Similar to the official Nemotron-Nano-9B-v2-FP8 model, if you want to quantize the pruned 7B model to FP8, the Mamba and MLP layers are quantized to FP8, while all 4 attention layers and the Conv1d components within the Mamba layers are kept in BF16 to avoid accuracy degradation.
This is done with the mtq.MAMBA_MOE_FP8_CONSERVATIVE_CFG config defined in modelopt/torch/quantization/config.py.
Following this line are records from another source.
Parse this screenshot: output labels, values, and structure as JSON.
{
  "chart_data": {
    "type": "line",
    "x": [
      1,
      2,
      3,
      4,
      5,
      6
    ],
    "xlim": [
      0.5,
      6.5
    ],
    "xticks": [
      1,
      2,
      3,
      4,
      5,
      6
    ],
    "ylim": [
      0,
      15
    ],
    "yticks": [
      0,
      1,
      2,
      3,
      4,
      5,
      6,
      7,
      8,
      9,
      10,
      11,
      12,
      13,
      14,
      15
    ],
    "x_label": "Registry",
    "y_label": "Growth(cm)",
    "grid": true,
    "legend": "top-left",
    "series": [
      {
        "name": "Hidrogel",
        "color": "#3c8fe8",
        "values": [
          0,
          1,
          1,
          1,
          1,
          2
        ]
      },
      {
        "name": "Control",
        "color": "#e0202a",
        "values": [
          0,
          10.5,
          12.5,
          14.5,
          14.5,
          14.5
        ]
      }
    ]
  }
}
To apply this, you need to modify QUANT_CFG_CHOICES["fp8"] in examples/llm_ptq/hf_ptq.py to use mtq.MAMBA_MOE_FP8_CONSERVATIVE_CFG. For a faster model at the cost of a larger accuracy drop, you can use mtq.MAMBA_MOE_FP8_AGGRESSIVE_CFG instead.
Note
You can also quantize to NVFP4 using mtq.MAMBA_MOE_NVFP4_CONSERVATIVE_CFG (default) or mtq.MAMBA_MOE_NVFP4_AGGRESSIVE_CFG (faster, more accuracy drop), which may require further distillation (QAD) to recover accuracy and Blackwell GPU for deployment.
Calibrate and export the HF checkpoint from iteration 12800 to FP8 (takes 1-2 mins on 8x H100):
python /opt/Model-Optimizer/examples/llm_ptq/hf_ptq.py \
--pyt_ckpt_path <output_dir>/checkpoints/hf_iter_12800 \
--export_path <output_dir>/checkpoints/hf_iter_12800_fp8 \
--qformat fp8 \
--trust_remote_code
The quantized checkpoint is directly deployable with vLLM, TensorRT-LLM and SGLang.
Tip
You can run the evaluation using the same nemo_evaluator.yaml file for the quantized checkpoint also!
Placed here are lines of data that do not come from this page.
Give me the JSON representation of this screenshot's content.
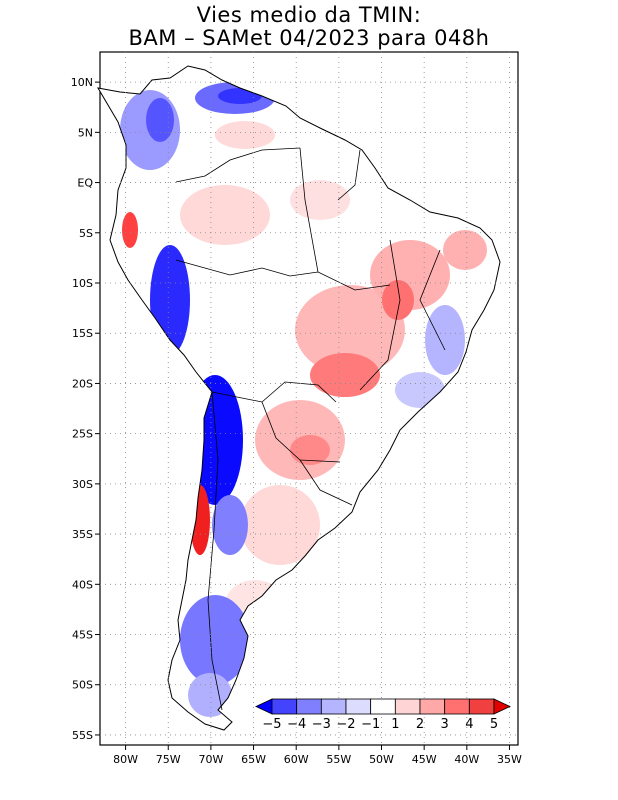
{
  "title": {
    "line1": "Vies medio da TMIN:",
    "line2": "BAM  –  SAMet 04/2023  para 048h"
  },
  "axes": {
    "lat_labels": [
      "10N",
      "5N",
      "EQ",
      "5S",
      "10S",
      "15S",
      "20S",
      "25S",
      "30S",
      "35S",
      "40S",
      "45S",
      "50S",
      "55S"
    ],
    "lat_values": [
      10,
      5,
      0,
      -5,
      -10,
      -15,
      -20,
      -25,
      -30,
      -35,
      -40,
      -45,
      -50,
      -55
    ],
    "lon_labels": [
      "80W",
      "75W",
      "70W",
      "65W",
      "60W",
      "55W",
      "50W",
      "45W",
      "40W",
      "35W"
    ],
    "lon_values": [
      -80,
      -75,
      -70,
      -65,
      -60,
      -55,
      -50,
      -45,
      -40,
      -35
    ],
    "lon_range": [
      -83,
      -34
    ],
    "lat_range": [
      -56,
      13
    ],
    "grid": "dotted"
  },
  "colorbar": {
    "labels": [
      "−5",
      "−4",
      "−3",
      "−2",
      "−1",
      "1",
      "2",
      "3",
      "4",
      "5"
    ],
    "colors": [
      "#0000ff",
      "#4444ff",
      "#8080ff",
      "#b4b4ff",
      "#dcdcff",
      "#ffffff",
      "#ffd4d4",
      "#ffa8a8",
      "#ff7070",
      "#f04040",
      "#e00000"
    ]
  },
  "colors": {
    "frame": "#000000",
    "grid": "#888888",
    "coast": "#000000",
    "land": "#ffffff"
  }
}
6. vLLM Inference Benchmarking
Benchmark throughput using vLLM on a single H100 GPU. Run the command once for each HuggingFace checkpoint. vLLM automatically detects FP8 quantization from the embedded quantization_config in config.json and applies it with no extra flags needed.
vLLM benchmark command on a single H100 (ISL=32768, OSL=1024) (click to expand)
vllm bench throughput \
--model <checkpoint_path> \
--random-input-len 32768 \
--random-output-len 1024 \
--trust-remote-code \
--mamba_ssm_cache_dtype float32 \
--kv-cache-dtype fp8 \
--load-format safetensors
| Checkpoint | Model loading memory | Output tokens/s | Speedup vs Nemotron-Nano-9B-v2 BF16 |
|---|---|---|---|
| Nemotron-Nano-12B-v2 (official) | 22.9 GiB | 585 | 0.74× |
| Nemotron-Nano-9B-v2 (official) | 16.6 GiB | 794 | 1.00× |
| Nemotron-Nano-9B-v2-FP8 (official) | 9.6 GiB | 1,012 | 1.27× |
| Nemotron-Nano-9B-v2-Pruned-7B | 13.1 GiB | 963 | 1.21× |
| Nemotron-Nano-9B-v2-Pruned-7B-FP8 | 7.8 GiB | 1,147 | 1.44× |
In this case, FP8 delivers a ~20-30% throughput gain over BF16 at the same parameter count. The NemotronH hybrid architecture (Mamba + attention) moderates this gain relative to pure-transformer models, since Attention and Conv1d layers are not quantized.